As múltiplas formas pelas quais esses espaços de habitação coletiva se organizam é o que torna tão rica a experiência de residir em uma casa estudantil. Por vezes, foi através de sua organização que a moradia estudantil garantiu enfrentamentos a fim de que não houvesse desmontes nas políticas de apoio, que mantinham a sua permanência. Por isso, é necessário para esse período o fortalecimento das redes do movimento estudantil, além do amplo diálogo entre as direções das CEUs, os DCEs, as UEEs, a SENCE e com a UNE.

Precisamos restabelecer gestões combativas a frente das CEUs e fortalecer – e se necessário retomar – o Movimento de Casas dos Estudantes (MCE), construindo Encontros Nacionais de Casas dos Estudantes (ENCE) produtivos (reformulados a partir da situação em que vivemos), para que assim, possamos pensar, criar e estabelecer políticas de fortalecimentos das CEUs, bem como pensar ações políticas de enfrentamento ao governo Bolsonaro de forma coletiva e unitária.

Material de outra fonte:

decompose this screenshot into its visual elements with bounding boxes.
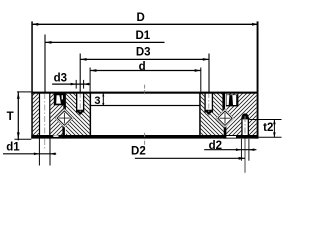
- bolt through-hole walls left outer ring: [39, 93, 40, 135]
- bottom seal notch left: [53, 135, 58, 137]
- axis centerline bottom segment: [144, 133, 146, 150]
- tapped hole d3 left inner ring: [76, 93, 84, 110]
- svg-text:D1: D1: [135, 30, 150, 42]
- raceway diamond right: [216, 109, 235, 128]
- svg-text:d: d: [139, 61, 146, 73]
- bore recess step line: [91, 105, 200, 106]
- d3 extension ticks: [75, 80, 77, 89]
- T extension lines: [17, 91, 31, 93]
- ring gap bar left upper: [63, 93, 66, 110]
- dimension T line: [17, 91, 19, 140]
- dimension d2 line: [204, 149, 256, 151]
- outer ring left section hatch (right of bolt hole): [50, 93, 63, 135]
- svg-text:d1: d1: [6, 141, 20, 153]
- dimension d1 line: [3, 153, 56, 155]
- dimension d3 line: [52, 83, 90, 85]
- outer ring left section hatch (left of bolt hole): [33, 93, 39, 135]
- svg-text:t2: t2: [263, 122, 273, 134]
- dimension D1 line: [45, 41, 164, 43]
- inner ring left section hatch: [66, 93, 90, 135]
- seal cavity left (black with white seal profile): [54, 93, 65, 105]
- roller diamond right: [218, 111, 232, 125]
- top face line: [31, 92, 258, 94]
- roller diamond left: [57, 111, 71, 125]
- bottom face band: [31, 135, 258, 139]
- dimension D3 line: [80, 58, 209, 60]
- d2 extension ticks: [240, 139, 242, 161]
- axis centerline top segment: [144, 85, 146, 95]
- tapped hole d3 right inner ring: [204, 93, 213, 110]
- d3 right hole centerline (dash-dot): [208, 93, 210, 117]
- bore wall left: [90, 93, 92, 135]
- d2 hole centerline (dash-dot): [244, 116, 246, 138]
- d extension lines: [89, 68, 91, 92]
- ring gap bar right lower: [224, 126, 227, 139]
- dimension D line: [32, 23, 258, 25]
- svg-text:T: T: [7, 111, 14, 123]
- svg-text:d2: d2: [209, 140, 222, 152]
- bottom seal notch right: [226, 136, 236, 138]
- svg-text:D: D: [137, 12, 145, 24]
- roller cross left: [59, 113, 70, 124]
- outer ring right section hatch: [226, 93, 256, 135]
- part right edge merged with D extension line: [257, 21, 259, 138]
- D1 extension line: [44, 35, 46, 93]
- d3 hole centerline (dash-dot): [79, 93, 81, 117]
- dimension t2 line: [273, 120, 275, 138]
- svg-text:D3: D3: [136, 47, 151, 59]
- dimension d line: [90, 70, 201, 72]
- bolt hole centerline left (dash-dot): [44, 93, 46, 151]
- seal cavity right (white with black seal profile): [226, 95, 239, 107]
- D3 extension lines: [79, 54, 81, 93]
- inner ring right section hatch: [201, 93, 224, 135]
- bore wall right: [199, 93, 201, 135]
- part left edge merged with D extension line: [31, 21, 33, 138]
- svg-text:D2: D2: [131, 146, 146, 158]
- ring gap bar left lower: [62, 126, 65, 139]
- ring gap bar right upper: [222, 93, 225, 110]
- dimension t2 extension lines: [249, 119, 281, 121]
- tapped hole d2 right outer ring (from bottom): [242, 119, 248, 136]
- recess depth mini dimension line "3": [102, 94, 104, 106]
- roller cross right: [220, 113, 231, 124]
- d1 extension ticks: [38, 136, 40, 166]
- svg-text:3: 3: [94, 95, 100, 107]
- raceway diamond left: [55, 109, 74, 128]
- svg-text:d3: d3: [54, 72, 67, 84]
- dimension D2 line: [135, 157, 245, 159]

O retorno às aulas presenciais nos coloca muitas tarefas e desafios, principalmente o de garantir que os moradores das residências estudantis retornem seguros à universidade, tendo mantido seu direito à moradia, mas também à alimentação, ao apoio pedagógico, entre outros. Moradia estudantil para permanecer na universidade com qualidade!

(*) Daniel Ballin é estudante de Geografia na UFSM, integrante do DCE UFSM e morador da Casa do Estudante II da Universidade Federal de Santa Maria – a maior residência estudantil da América Latina.


(**) Textos assinados não refletem, necessariamente, a opinião da tendência Articulação de Esquerda ou do Página 13.